In dem Video, in dem drei Vermummten mit der ETA-Fahne sowie der Fahne des Baskenlandes zu sehen sind, fehle jegliche konkrete Aussage, lautet die Kritik vieler baskischer und spanischer Politiker. Nach einem langen Lobgesang auf den bewaffneten Kampf, in dem „ETA ein halbes Jahrhundert die Bürger gegen die brutale Strategie der Negierung und Vernichtung organisiert“ habe, erklären die Separatisten lediglich, sie hätten bereits vor mehreren Monaten „die offensiven Aktionen“ eingestellt. Doch ist weder davon die Rede, ob dies zu einem permanenten Waffenstillstand führen wird, oder ob ETA, deren Aktionen bisher weit über 800 Menschenleben zum Opfer gefallen sind, gar gewillt ist, die Waffen endgültig niederzulegen. Für ETA hat sich „der baskische Autonomieprozess erschöpft“, deshalb müsse jetzt „in einem demokratischen Prozess“ ein „dauerhafte, gerechte und demokratische Lösung für den jahrhundertealten, politischen Konflikt“ im Baskenland gesucht werden, heißt es stattdessen. ETA bietet der Regierung in Madrid Verhandlungen an.

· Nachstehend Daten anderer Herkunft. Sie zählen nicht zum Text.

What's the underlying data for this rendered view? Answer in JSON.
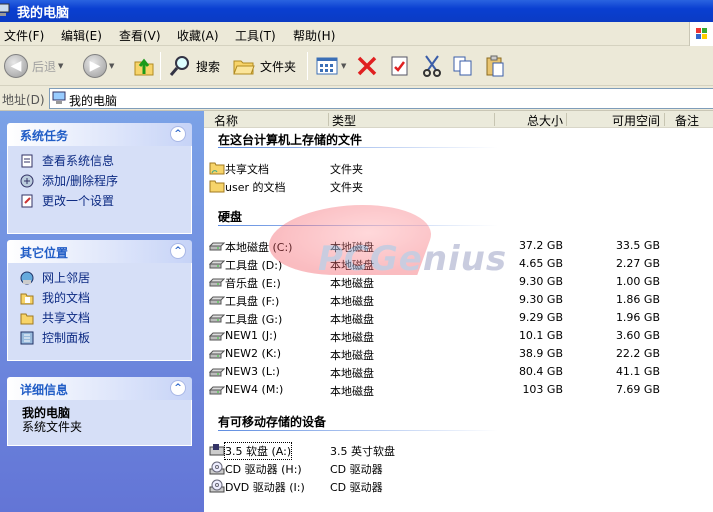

„Wir können uns nicht darauf verlassen, deshalb wird die Regierung und das Innenministerium die Antiterrorpolitik aufrecht erhalten“, kündigte der Innenminister der sozialistischen Regierung von José Luis Rodríguez Zapatero, Alfredo Pérez Rubalcaba, gestern an. Zu gut ist ihm der letzte Waffenstillstand von ETA aus dem Jahr 2006 in Erinnerung. Damals erklärte ETA eine „permanente Waffenruhe“. Madrid nahm Gespräche auf. Noch vor Ablauf eines Jahres kehrte ETA zu den Waffen zurück und sprengte ein Parkhaus des Madrider Flughafens Barajas. Zwei Menschen kamen dabei ums Leben. Bereits vor dem Video hatte Rubalcaba von ETA immer wieder die endgültige Auflösung verlangt.

„ETA setzt die Aktivitäten aus, weil die Organisation nicht mehr anders kann“, ist sich Rubalcaba sicher. Alleine in den ersten drei Monaten diesen Jahres wurden 32 ETA-Mitglieder verhaftet, unter ihnen die gesamte ETA-Führung. Seit 2008 fielen insgesamt sechs ETA-Führungen in die Hände der Polizei. Außerdem hob die Ermittler im benachbarten Portugal und im nordostspanischen Katalonien zwei wichtige Sprengstoffdepots und Bombenfabriken der baskischen Separatisten aus.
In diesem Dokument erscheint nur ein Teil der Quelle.